Era ovvio che l'avrei salutata... Cioè, era lei a doversi vergognare, perché in fin dei conti le corna me le aveva messe lei, mica io. Io non avevo proprio nulla per cui dovermi nascondere, in ogni caso.

Non ebbi neanche il tempo di formulare il pensiero che lei si presentò in classe. L'ultima volta l'avevo vista in piazza, tre settimane prima, ma ora era completamente diversa: dal suo castano naturale era passata ad un biondo tinto che praticamente era giallo. Era truccatissima, quasi come una battona. Pensai che, ancora una volta, Diana si era dimostrata sensitiva. Poi abbassai lo sguardo e notai che portava i tacchi. I tacchi. A scuola, a settembre.

«Buongiorno», disse al vento, e la sua voce si disperse nel chiacchiericcio generale.

«Ma come si è conciata? Signure!» commentò bisbigliando Diana.

In quel momento, una vocina dentro di me mi disse che era davvero bella. L'altra vocina, quella della coscienza, mi ricordò cos'aveva fatto, e per un istante mi sembrò tanto di avere sulla spalla sinistra un angioletto e sulla spalla destra un diavolo, un po' come nei Simpson. Alla fine concordai dentro di me che fosse sì una stronza, ma una stronza davvero carina.

«Oh, però è proprio una bella ragazza, dai», aggiunse Roberto, che probabilmente mi aveva letto nella mente. Aprii la bocca per rispondergli, ma fui interrotto dall'arrivo della Garcia.

Quando la prof di spagnolo ebbe posato il registro dopo averci salutato, mi resi davvero conto di essere all'ultimo anno di liceo. Realizzai di avere quasi diciott'anni, di star diventando un adulto. Ogni tanto mi capitava di pensarci, anche senza nessun motivo apparente: non ero più un ragazzino, ormai, e la cosa iniziava a diventare reale.
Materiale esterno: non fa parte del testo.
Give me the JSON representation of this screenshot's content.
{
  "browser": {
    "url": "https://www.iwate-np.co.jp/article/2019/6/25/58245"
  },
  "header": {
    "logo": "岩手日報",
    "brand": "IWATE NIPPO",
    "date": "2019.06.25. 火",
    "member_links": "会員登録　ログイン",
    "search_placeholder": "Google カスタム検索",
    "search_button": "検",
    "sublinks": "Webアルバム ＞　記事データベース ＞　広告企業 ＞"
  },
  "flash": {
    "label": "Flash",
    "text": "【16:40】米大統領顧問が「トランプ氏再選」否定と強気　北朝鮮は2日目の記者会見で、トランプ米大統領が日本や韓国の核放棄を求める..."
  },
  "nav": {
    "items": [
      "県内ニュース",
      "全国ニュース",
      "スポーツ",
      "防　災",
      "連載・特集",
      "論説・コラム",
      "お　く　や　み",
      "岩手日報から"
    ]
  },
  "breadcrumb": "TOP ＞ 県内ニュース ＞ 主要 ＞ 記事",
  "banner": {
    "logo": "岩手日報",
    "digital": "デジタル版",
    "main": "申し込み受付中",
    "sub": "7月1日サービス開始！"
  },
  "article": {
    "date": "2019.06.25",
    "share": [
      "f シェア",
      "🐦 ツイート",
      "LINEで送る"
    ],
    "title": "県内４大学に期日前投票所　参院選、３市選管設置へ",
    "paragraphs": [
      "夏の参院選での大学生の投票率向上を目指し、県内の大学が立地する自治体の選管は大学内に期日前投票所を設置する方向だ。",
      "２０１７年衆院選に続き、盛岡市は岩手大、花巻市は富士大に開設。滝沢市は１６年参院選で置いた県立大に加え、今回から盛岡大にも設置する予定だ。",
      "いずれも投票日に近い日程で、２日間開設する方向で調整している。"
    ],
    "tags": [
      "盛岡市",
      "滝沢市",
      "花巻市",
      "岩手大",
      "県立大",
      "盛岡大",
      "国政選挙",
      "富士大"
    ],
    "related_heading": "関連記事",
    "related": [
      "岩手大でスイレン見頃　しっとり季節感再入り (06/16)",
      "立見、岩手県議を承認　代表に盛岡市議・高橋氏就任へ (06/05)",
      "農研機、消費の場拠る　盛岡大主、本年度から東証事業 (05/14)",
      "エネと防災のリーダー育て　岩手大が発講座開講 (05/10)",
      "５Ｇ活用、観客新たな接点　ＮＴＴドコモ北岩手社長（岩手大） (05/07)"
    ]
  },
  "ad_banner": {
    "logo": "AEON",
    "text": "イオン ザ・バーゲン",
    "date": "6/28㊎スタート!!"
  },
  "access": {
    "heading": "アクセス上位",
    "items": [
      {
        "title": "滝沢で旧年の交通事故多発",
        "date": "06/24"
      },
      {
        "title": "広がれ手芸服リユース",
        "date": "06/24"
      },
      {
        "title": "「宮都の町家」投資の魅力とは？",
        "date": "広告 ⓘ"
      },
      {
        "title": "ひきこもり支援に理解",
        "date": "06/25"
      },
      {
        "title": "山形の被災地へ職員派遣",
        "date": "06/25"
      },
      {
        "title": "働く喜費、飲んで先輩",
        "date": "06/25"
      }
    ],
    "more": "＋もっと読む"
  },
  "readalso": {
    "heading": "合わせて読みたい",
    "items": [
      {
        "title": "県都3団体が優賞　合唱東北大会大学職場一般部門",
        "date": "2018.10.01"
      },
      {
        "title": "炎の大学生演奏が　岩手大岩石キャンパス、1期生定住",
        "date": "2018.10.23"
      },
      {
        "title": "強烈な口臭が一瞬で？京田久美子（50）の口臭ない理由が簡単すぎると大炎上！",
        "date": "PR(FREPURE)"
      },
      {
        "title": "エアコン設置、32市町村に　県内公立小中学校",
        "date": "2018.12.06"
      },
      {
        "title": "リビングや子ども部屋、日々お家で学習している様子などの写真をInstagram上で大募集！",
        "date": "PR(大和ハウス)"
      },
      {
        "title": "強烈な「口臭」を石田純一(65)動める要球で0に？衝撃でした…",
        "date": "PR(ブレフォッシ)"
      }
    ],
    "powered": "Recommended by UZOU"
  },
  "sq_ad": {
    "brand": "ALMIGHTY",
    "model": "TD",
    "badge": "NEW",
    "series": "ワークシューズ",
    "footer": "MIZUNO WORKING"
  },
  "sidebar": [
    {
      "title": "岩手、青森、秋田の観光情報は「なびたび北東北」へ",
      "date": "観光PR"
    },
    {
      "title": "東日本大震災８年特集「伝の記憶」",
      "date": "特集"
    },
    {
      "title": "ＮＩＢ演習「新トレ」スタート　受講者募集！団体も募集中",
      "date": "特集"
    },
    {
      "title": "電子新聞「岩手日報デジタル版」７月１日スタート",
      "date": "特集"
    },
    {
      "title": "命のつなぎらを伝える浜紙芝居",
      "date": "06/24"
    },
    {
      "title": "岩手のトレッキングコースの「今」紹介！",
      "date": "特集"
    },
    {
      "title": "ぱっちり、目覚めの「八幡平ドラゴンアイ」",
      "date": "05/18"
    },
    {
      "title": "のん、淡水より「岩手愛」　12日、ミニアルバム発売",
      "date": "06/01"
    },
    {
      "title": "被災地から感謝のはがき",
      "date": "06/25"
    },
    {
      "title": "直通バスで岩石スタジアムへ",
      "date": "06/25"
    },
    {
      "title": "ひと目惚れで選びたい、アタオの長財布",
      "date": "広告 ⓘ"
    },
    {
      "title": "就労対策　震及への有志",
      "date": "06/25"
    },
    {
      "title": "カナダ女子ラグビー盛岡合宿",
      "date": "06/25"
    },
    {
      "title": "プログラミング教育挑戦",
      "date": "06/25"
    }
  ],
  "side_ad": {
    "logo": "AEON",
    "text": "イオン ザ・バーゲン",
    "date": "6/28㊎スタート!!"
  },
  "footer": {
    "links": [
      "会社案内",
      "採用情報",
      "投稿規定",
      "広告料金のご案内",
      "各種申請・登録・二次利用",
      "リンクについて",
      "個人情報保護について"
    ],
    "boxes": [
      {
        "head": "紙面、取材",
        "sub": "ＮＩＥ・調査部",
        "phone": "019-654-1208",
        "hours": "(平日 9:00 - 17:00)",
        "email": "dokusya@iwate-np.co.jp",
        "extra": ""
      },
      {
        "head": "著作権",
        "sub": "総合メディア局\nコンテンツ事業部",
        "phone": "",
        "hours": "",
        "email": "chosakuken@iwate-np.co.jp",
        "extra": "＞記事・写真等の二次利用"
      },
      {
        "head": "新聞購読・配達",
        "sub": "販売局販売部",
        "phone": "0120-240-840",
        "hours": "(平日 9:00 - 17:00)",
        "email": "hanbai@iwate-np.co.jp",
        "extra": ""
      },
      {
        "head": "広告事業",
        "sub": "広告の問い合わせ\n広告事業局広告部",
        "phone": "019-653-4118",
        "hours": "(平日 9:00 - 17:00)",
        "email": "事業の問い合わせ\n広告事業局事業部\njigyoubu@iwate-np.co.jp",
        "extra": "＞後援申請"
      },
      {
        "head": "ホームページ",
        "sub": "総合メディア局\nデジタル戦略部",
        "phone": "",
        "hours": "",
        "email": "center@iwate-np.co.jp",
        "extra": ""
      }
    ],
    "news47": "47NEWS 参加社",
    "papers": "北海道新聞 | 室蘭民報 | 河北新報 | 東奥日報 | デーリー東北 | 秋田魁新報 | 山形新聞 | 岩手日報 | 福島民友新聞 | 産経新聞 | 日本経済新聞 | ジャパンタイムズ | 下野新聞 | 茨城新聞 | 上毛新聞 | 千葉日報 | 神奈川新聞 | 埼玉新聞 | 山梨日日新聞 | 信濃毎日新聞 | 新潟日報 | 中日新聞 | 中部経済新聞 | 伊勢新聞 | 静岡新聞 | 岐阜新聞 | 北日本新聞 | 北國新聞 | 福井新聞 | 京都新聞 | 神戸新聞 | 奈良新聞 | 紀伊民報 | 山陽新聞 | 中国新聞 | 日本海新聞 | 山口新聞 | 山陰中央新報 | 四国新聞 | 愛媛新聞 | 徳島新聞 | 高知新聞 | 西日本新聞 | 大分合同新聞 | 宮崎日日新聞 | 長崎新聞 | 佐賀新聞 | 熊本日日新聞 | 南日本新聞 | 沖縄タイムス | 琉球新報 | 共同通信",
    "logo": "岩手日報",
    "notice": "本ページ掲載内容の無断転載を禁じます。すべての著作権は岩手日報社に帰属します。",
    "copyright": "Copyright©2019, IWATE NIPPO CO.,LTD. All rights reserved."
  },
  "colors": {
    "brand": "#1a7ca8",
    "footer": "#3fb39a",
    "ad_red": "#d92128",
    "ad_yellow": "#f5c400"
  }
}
Certo, mi aspettavo che quell'anno sarebbe stato impegnativo, difficile e intriso di malinconia per il fatto che fosse l'ultimo, ma se il 20 settembre qualcuno mi avesse detto ciò che sarebbe successo poi, probabilmente avrei riso, e la mia risata sarebbe stata forte quasi quanto quella che accompagnò la caduta di Michela, prima che arrivasse a prendere posto al suo banco.